Irene set a bomb on the estate to kill Todd's (Howarth) family unless Todd gives Irene an unknown microchip that she needed. Todd convinces Starr to help him escape and they make it to house in time to warn everyone about Irene's threats. Todd remembers where the microchip Irene is after is hidden and runs off to meet with her. Meanwhile, Bo Buchanan (Robert S. Woods) comes to arrest Todd and Starr, Bo discovers the bomb and gets rid of it in time to save himself and the rest of the Lord/Manning clan. After Todd throws the microchip into the river, Irene shoots him and leads him to believe that his family has died in the explosion. On the episode first run October 3, Todd shoots and kills Irene.

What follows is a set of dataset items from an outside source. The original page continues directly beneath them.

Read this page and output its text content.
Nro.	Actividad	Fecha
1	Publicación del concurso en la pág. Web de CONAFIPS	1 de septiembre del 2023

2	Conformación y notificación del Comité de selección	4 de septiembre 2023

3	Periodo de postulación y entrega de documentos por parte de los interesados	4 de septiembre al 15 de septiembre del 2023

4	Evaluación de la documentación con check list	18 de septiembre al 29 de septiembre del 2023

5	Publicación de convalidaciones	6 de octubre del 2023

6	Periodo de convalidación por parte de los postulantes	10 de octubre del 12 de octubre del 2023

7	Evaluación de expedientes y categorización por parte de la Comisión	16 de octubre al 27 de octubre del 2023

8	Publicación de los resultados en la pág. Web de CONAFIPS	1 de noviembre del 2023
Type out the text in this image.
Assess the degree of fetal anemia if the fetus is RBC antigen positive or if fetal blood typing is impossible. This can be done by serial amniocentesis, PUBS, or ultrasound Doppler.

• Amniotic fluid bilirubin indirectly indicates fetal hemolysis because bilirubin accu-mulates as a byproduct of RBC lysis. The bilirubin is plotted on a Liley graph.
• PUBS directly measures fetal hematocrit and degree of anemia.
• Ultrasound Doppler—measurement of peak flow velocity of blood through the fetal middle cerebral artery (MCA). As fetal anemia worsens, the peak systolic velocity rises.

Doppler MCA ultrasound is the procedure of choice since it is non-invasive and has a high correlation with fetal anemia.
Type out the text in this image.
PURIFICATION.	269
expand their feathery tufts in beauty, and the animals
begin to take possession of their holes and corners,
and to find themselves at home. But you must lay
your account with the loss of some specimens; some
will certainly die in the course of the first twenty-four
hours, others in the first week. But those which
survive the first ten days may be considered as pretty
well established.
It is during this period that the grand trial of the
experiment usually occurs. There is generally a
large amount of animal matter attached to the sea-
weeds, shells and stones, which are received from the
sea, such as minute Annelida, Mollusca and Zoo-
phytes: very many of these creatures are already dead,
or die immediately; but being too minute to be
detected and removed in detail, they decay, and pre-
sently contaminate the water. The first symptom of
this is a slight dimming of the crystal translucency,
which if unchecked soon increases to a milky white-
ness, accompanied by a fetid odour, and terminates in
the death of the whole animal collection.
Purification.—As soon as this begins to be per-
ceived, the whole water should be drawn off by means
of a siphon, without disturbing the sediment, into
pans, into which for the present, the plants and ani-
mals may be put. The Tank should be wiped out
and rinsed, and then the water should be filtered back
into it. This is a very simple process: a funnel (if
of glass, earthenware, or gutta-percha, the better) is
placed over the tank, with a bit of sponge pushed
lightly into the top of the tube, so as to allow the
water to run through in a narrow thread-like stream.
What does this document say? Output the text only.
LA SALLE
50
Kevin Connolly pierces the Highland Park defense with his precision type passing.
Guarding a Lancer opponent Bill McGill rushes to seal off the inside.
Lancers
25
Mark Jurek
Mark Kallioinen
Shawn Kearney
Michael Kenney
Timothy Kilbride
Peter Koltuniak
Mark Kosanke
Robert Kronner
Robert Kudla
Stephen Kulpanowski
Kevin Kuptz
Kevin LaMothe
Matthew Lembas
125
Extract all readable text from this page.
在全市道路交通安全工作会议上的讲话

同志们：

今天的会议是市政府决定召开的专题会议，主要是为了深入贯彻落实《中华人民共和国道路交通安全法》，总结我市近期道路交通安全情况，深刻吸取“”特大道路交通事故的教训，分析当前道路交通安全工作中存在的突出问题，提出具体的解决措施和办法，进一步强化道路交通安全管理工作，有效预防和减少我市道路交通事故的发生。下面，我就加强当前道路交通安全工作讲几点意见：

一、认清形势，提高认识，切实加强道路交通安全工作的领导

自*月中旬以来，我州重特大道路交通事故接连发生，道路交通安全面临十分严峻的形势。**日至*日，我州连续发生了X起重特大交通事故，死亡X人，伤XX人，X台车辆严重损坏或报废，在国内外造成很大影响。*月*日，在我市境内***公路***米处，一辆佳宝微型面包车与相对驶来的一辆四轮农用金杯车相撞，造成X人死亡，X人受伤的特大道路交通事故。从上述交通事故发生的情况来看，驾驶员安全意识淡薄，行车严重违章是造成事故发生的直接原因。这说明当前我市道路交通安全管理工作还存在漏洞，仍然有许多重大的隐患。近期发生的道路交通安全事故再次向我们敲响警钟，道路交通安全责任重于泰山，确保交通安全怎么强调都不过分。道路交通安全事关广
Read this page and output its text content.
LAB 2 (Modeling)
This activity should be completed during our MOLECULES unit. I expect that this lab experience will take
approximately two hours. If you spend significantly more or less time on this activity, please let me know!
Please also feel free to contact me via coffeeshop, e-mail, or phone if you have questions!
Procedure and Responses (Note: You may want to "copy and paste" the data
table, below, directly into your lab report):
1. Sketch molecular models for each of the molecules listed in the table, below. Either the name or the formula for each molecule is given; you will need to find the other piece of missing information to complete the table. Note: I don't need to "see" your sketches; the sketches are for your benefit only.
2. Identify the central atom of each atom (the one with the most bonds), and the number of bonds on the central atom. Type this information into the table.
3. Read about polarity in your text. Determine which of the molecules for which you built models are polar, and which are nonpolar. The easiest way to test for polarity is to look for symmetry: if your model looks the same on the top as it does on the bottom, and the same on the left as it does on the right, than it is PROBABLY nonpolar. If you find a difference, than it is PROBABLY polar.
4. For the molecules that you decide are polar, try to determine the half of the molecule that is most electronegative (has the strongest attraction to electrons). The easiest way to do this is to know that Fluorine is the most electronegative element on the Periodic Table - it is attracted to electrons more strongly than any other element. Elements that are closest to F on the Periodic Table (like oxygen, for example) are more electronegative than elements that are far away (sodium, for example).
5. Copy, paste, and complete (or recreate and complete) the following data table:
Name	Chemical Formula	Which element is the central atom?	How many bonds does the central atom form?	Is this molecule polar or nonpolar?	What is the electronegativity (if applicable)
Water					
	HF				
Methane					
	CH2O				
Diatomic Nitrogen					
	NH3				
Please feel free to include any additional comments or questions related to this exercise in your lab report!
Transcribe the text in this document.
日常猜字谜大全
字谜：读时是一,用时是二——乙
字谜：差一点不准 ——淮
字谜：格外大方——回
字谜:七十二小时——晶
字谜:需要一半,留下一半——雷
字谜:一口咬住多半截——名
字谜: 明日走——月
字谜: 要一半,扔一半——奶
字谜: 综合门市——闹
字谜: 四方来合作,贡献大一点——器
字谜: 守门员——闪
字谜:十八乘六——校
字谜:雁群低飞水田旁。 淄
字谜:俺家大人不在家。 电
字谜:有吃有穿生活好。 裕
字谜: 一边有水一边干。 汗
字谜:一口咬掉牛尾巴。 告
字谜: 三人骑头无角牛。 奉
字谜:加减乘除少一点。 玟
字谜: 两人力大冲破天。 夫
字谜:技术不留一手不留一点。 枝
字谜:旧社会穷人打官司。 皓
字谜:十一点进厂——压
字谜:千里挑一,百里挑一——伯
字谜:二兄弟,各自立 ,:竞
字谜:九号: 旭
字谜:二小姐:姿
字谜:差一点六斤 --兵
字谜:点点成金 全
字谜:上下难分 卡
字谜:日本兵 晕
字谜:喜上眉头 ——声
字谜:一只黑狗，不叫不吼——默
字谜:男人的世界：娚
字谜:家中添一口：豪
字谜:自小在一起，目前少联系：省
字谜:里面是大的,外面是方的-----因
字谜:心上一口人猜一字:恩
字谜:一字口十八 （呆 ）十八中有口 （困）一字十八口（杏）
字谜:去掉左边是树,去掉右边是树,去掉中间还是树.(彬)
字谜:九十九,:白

It is revealed when Todd Manning crosses over in-continuity on soap opera General Hospital that after Todd is charged and prosecuted by Llanview District Attorney Nora Buchanan, he is acquitted of his mother's killing because of emotional duress suffered in an episode of post traumatic stress disorder when Irene lied about having killed his relatives.